When Congress opened up Medicare to private plans, it was based on the claim that the health insurance industry would be more efficient, provide more care coordination, and do so at less cost to taxpayers.  PFFS plans do none of the above, and enrollees who are forced into them are no longer enrolled in Medicare. 

State and local governments see money on the table, and they are, in economist-speak, “acting rationally” and grabbing the cash, at the expense, particularly, of the federal government.  It has nothing to do with the superiority of these plans. 

Again, the root of these problems is the enhanced profit incentives paid to these plans, by taxpayers and beneficiaries.  Congress should know that cost shifting to the federal government was the top reason for West Virginia’s switch, and frankly, for every other public employer that considers a PFFS plan.  West Virginia’s PEIA said its decision was influenced by the higher reimbursements given to MA plans and that “these are federal dollars that will help pay the medical costs of Medicare retirees.”  Moreover, PEIA additionally offloaded major costs to the federal government by switching to a Medicare Advantage prescription drug plan. 
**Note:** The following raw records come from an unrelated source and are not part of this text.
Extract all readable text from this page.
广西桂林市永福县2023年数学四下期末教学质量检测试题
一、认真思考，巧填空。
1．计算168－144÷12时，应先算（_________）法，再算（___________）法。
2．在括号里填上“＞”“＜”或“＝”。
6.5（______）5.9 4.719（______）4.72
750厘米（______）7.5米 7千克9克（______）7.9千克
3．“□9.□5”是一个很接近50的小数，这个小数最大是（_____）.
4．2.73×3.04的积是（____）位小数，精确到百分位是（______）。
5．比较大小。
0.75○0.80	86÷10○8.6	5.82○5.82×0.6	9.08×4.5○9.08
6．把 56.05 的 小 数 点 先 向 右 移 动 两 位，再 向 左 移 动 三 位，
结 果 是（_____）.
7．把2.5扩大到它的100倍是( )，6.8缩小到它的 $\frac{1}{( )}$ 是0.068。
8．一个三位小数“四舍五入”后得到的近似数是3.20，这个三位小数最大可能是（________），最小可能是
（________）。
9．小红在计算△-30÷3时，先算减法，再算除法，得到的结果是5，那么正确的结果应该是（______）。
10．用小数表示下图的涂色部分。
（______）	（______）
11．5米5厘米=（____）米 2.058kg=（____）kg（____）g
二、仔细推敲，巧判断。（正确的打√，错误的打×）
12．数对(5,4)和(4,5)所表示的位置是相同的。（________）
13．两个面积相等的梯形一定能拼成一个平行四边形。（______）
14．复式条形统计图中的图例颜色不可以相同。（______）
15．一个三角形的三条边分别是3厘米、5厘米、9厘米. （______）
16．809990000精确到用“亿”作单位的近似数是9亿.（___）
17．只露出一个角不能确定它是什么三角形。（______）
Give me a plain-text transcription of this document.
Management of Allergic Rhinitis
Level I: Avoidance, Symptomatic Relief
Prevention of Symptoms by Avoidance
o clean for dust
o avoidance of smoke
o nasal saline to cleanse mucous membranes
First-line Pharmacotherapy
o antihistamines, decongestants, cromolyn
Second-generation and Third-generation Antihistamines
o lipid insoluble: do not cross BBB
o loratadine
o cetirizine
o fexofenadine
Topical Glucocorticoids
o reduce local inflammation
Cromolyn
With all this cost-shifting, the irony is that in West Virginia, Pennsylvania, and elsewhere, we as a nation are paying more to these private plans, for less.  States easily use the switch as an opportunity to cut benefits, which is a serious additional risk of shifting retirees into these private replacements for Medicare.

Again, the root of these problems is the excessive financial incentives to develop and market these products which are designed to replace the tried and true Medicare program.  These problems, the trend towards private plans, and the devastating privatization of our traditional Medicare program must be addressed.  We concur with the recommendations made by MedPAC that MA private plans should compete on a level payment playing field.  AFSCME urges you to act quickly, this year, and pass legislation to stop corporate greed from ruining our retirees’ health.

Thank you again for the opportunity to appear here today.